In real life, you can reverse blackmail by saying: “Blackmail is serious felony, an you could get one year in jail in US for blackmail, so now you have to pay me for not reporting the blackmail to the police” (I don’t recommend it in real life, as you both will be arrested, but such aggressive posture may stop the blackmail.)
The same way acausal blackmail by AI could be reversed: You can threaten the AI that you had precommited to create thousands other AI which will simulate all this setup, and will punish the AI if it tries to torture any simulated being. This could be used to make a random paperclipper to behave as a Benevolent AI and the idea was suggested by Rolf Nelson. I analysed it it details in the text.

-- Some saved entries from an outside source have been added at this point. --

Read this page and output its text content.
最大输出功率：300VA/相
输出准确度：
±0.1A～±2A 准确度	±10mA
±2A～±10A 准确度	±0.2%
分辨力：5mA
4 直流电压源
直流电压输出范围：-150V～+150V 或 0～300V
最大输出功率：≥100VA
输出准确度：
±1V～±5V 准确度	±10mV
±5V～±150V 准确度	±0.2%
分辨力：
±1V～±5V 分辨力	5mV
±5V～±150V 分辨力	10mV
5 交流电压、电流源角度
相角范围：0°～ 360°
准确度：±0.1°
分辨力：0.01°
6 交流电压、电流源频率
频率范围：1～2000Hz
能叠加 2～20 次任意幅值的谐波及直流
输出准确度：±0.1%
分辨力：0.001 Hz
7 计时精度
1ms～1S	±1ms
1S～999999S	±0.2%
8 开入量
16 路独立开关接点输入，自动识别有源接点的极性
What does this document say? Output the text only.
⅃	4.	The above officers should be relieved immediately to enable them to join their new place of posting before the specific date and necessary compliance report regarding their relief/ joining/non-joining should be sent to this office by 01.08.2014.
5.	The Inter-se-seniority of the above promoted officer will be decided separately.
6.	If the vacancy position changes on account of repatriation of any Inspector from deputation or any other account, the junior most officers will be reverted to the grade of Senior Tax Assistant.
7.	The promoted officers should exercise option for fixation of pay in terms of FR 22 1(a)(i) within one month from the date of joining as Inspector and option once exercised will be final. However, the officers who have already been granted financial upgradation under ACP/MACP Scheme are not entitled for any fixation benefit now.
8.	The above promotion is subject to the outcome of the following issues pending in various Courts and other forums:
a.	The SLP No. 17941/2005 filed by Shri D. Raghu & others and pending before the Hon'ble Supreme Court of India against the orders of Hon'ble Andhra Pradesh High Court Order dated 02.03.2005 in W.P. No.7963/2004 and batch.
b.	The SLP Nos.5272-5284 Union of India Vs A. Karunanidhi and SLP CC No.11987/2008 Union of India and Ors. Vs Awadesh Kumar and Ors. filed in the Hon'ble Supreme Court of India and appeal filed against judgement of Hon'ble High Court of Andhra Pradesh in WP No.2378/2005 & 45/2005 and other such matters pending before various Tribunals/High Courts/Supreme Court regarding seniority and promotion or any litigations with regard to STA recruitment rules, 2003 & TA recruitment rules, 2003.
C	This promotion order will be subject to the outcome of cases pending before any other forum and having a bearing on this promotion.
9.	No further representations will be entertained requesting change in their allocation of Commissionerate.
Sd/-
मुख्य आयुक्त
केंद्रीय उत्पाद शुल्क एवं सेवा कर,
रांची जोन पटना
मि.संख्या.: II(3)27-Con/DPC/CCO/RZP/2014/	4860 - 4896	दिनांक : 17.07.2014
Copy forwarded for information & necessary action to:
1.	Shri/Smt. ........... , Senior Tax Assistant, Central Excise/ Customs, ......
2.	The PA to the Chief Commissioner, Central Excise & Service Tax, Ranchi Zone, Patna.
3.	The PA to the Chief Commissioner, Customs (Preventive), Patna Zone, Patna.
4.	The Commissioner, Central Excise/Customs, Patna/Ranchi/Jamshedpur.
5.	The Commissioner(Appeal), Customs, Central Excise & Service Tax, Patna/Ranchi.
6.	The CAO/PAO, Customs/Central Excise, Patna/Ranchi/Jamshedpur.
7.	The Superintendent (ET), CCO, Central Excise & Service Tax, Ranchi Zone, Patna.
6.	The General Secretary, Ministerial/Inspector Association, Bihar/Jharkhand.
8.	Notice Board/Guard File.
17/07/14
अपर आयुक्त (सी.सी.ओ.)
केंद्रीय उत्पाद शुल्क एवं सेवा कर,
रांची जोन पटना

That strategy might work as deterrence, although actually implementing it would still be ethically...suboptimal, as you would still need to harm simulated observers. Sure, they would be Rogue AIs instead of poor innocent humans, but in the end, you would be doing something rather similar to what you blame them for in the first place: creating intelligent observers with the explicit purpose of punishing them if they act the wrong way.
I haven’t seen anyone explore the simplest answer: ignore acausal blackmail for the same reason you ignore plain old causal blackmail. “fuck you, that’s why”.
If blackmail doesn’t work, then no rational agent will attempt it. Further, no rational agent will follow through on a threat if there’s no causal chain to benefit the agent.
This approach can be made a little more formal with FDT/LDT/TDT: being the sort of agent who robustly does not respond to blackmail maximises utility more than being the sort of agent who sometimes gives in to blackmail, because you will not wind up in situations where you’re being blackmailed.
As I said, that argument is actually the most commonly presented one. However, there is actually a causal chain that would benefit an agent, causing it to adopt a Basilisk strategy: namely, if it thinks it is itself a simulation and will get punished otherwise.
If Omega suggests you a blackmail, it calculated that there is some probability that you will accept it.
Knowing that you might accept it is different than following through if you don’t. Omega’s tricky that way.
Precisely. My argument was just that, depending on ones stance on anthropic reasoning, the fact that an actor is contemplating RB in the first place might already be an indication that he is in a simulation/being blackmailed in this way.
A few more reasons that the basilisk is not compelling:
1) Every decision you make has a “compared to what” implicit in it. A rational agent does NOT have Q1 as phrased. It’s _not_ ” Should I do everything I can to …”, but “what resources should I divert from my goals toward …”. And here, the answer is “none” very plausibly for all rational agents.
2) Do you know who worries most about being blackmailed in the future? Blackmailers. Any agent that believes this works is going to be to be driven to placate their own future simulation-enforcer, which probably doesn’t include wasting time on long-dead agents with no remaining causal power. Note: there is one path where this works with #1 to argue for the basilisk—if the agent is afraid that they’ll be punished for not punishing you. This could be part of a very long chain that ends with the heat death of the universe, rendering the fear ultimately unfounded.
3) All the arguments against Pascal’s wager apply just as well. Notably, it’s easy to imagine so many possible goals that you might be resurrected and punished for not pursuing. There’s no particular way to know which god to bet on—you’re going to lose no matter what.